Creating Wireframes with Pencil

When working on a project which requires a user interface, it is usually best not to jump ahead and start programming the UI part before making some sketches first. It makes sense, since UI development shouldn't be different than library/API development. The client is different, but the principals remain.

For a long time I've been a Balsamiq Mockups person. I know, it's not open source, but they'd used to give licenses to those who blogged about it. Also, few years ago, Balsamiq was far superior to other solutions and it contained much needed features.
This is not true anymore. For the past few months I've been using Evolus Pencil and I can tell you it's great. First - it's open-source. Second - it has ports to all platforms and can also run as a plugin for Firefox. Moreover, it is customize-able, extensible and very flexible.

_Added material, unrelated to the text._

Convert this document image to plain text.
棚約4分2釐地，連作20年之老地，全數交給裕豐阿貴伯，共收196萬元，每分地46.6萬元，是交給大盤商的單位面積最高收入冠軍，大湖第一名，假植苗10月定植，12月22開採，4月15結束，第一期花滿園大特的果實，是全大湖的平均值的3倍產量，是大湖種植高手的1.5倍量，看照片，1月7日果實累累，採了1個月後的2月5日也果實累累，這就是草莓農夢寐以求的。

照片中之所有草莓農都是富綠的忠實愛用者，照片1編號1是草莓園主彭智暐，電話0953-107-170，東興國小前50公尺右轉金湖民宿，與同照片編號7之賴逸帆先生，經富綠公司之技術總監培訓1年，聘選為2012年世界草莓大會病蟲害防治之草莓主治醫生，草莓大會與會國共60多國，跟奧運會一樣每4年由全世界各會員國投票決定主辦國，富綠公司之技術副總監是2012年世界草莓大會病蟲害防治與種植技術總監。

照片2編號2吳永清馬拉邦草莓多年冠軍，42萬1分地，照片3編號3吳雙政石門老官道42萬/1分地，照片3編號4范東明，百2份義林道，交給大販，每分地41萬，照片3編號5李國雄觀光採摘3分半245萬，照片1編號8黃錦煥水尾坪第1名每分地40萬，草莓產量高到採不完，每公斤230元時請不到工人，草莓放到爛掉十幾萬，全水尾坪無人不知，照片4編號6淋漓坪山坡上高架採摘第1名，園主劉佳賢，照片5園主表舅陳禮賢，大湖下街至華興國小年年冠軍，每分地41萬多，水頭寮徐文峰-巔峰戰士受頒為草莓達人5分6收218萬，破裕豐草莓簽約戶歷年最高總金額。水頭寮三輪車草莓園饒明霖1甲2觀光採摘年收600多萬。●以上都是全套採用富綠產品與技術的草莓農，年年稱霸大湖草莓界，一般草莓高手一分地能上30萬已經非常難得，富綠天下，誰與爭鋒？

So if you've decided to give Pencil a try, here's a tip that would make your wireframes look a bit more serious and professional: right click the "Sketchy GUI" collection in the collections tab, and select "Collection Settings...". Navigate to the "Text" tab in the resulting dialog, and change font family from "Comic Sans" to a font that you might actually use for the final product.
Want another tip for general wireframes design? Don't ever use "loren ipsum" as a text filler. Wireframes should be later translated into real UI and graphics design, so you don't want to find out that that text area you've been designing doesn't fit the needs of your application. Always wireframe with real data.

Those were my two cents for wireframes using open-source software. Hope it helped.